On Saturday, 16 April I had the honor of representing KDE at the 15. Augsburger Linux-Tag, one of the oldest and largest Linux gatherings in southern Germany.
It was my first time attending such an event and it was a great experience. With me I had a computer running the latest and greatest KDE neon with Plasma 5.6 – hooked up to a gorgeous 4K monitor. In addition to that I brought a Nexus 5 running Plasma Mobile and an infrared remote control for browsing Plasma Media Center.
The place was quite busy and due to lots of talks and presentations going on, people stopped by in batches usually. Feedback on the new Breeze look and feel of Plasma 5 was overwhelmingly positive, kudos to the VDG and everyone involved in making this software masterpiece. Critics of our “flat design” were happy to hear that we continue to ship Oxygen style and icons, enabling you to visually turn Plasma 5 into Plasma 4 with ease.
Plasma Mobile did its job well, getting people excited about the possibilities to come: having a full-fledged KRunner on a phone, deep KDE Connect integration, a full Linux-stack underneath, and more.
Kirigami UI concepts, especially the ability to go “forward” rather than just back, were well-received and made people look forward to our gesture-driven user interface.

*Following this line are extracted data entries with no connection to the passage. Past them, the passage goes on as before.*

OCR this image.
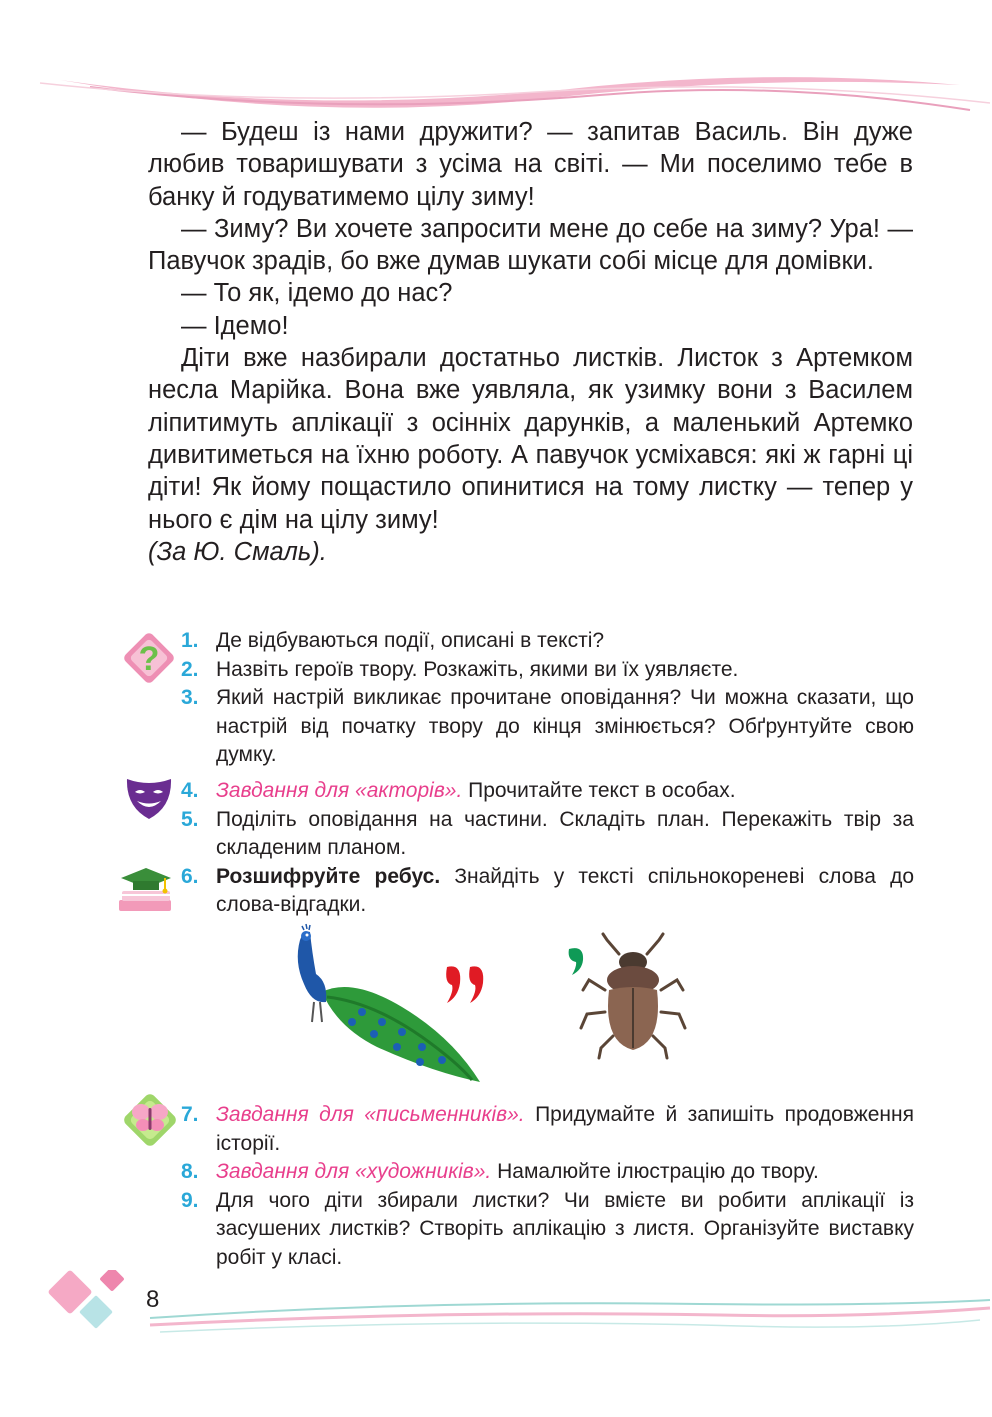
— Будеш із нами дружити? — запитав Василь. Він дуже любив товаришувати з усіма на світі. — Ми поселимо тебе в банку й годуватимемо цілу зиму!

— Зиму? Ви хочете запросити мене до себе на зиму? Ура! — Павучок зрадів, бо вже думав шукати собі місце для домівки.

— То як, ідемо до нас?

— Ідемо!

Діти вже назбирали достатньо листків. Листок з Артемком несла Марійка. Вона вже уявляла, як узимку вони з Василем ліпитимуть аплікації з осінніх дарунків, а маленький Артемко дивитиметься на їхню роботу. А павучок усміхався: які ж гарні ці діти! Як йому пощастило опинитися на тому листку — тепер у нього є дім на цілу зиму!

(За Ю. Смаль).

? 1. Де відбуваються події, описані в тексті?
2. Назвіть героїв твору. Розкажіть, якими ви їх уявляєте.
3. Який настрій викликає прочитане оповідання? Чи можна сказати, що настрій від початку твору до кінця змінюється? Обґрунтуйте свою думку.
4. Завдання для «акторів». Прочитайте текст в особах.
5. Поділіть оповідання на частини. Складіть план. Перекажіть твір за складеним планом.
6. Розшифруйте ребус. Знайдіть у тексті спільнокореневі слова до слова-відгадки.
7. Завдання для «письменників». Придумайте й запишіть продовження історії.
8. Завдання для «художників». Намалюйте ілюстрацію до твору.
9. Для чого діти збирали листки? Чи вмієте ви робити аплікації із засушених листків? Створіть аплікацію з листя. Організуйте виставку робіт у класі.
8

Sceptics of Plasma Mobile were relieved to hear that Plasma Mobile – which is running Wayland rather than X – helped our Wayland adoption on the desktop and resources spent there benefit the entire Plasma stack.
Augsburg visitors ranged from a 5 y/o running across the hallway yelling “how cuuuuute” Konqi is, to an elderly man proudly telling his story about how he recently switched from Windows to Linux and enjoys using Plasma and KDE Applications. I then showed him how easily he could get a fullscreen application launcher he got used to from his old operating system (Right-click Kickoff → “Alternatives” → “Application Dashboard”).
There were also quite a few users of alternative desktop environments and window managers who were glad to be able to use KDE software, such as KWin, Kate, Dolphin, outside a full Plasma session.
In the afternoon I came across a guy from LiMux, a project by the city of Munich to migrate their software systems to free and open-source software, who are using Plasma for their desktop computers. He illustrated some of the challenges they’re facing with Plasma in such a large enterprise deployment with a sheer number of novice users. We got invited to the LiMux Hackfest in May where we will work together to prepare Plasma 5 for the requirements they have.
In conclusion, I can say the day was a success: we got lots of comments, feedback, and praise, and I am looking forward to attending this and other similar events in the future.
Special thanks to Ingo Blechschmidt of Hochschule Augsburg for inviting us and Jonathan Riddell for sending me his KDE stand-up display!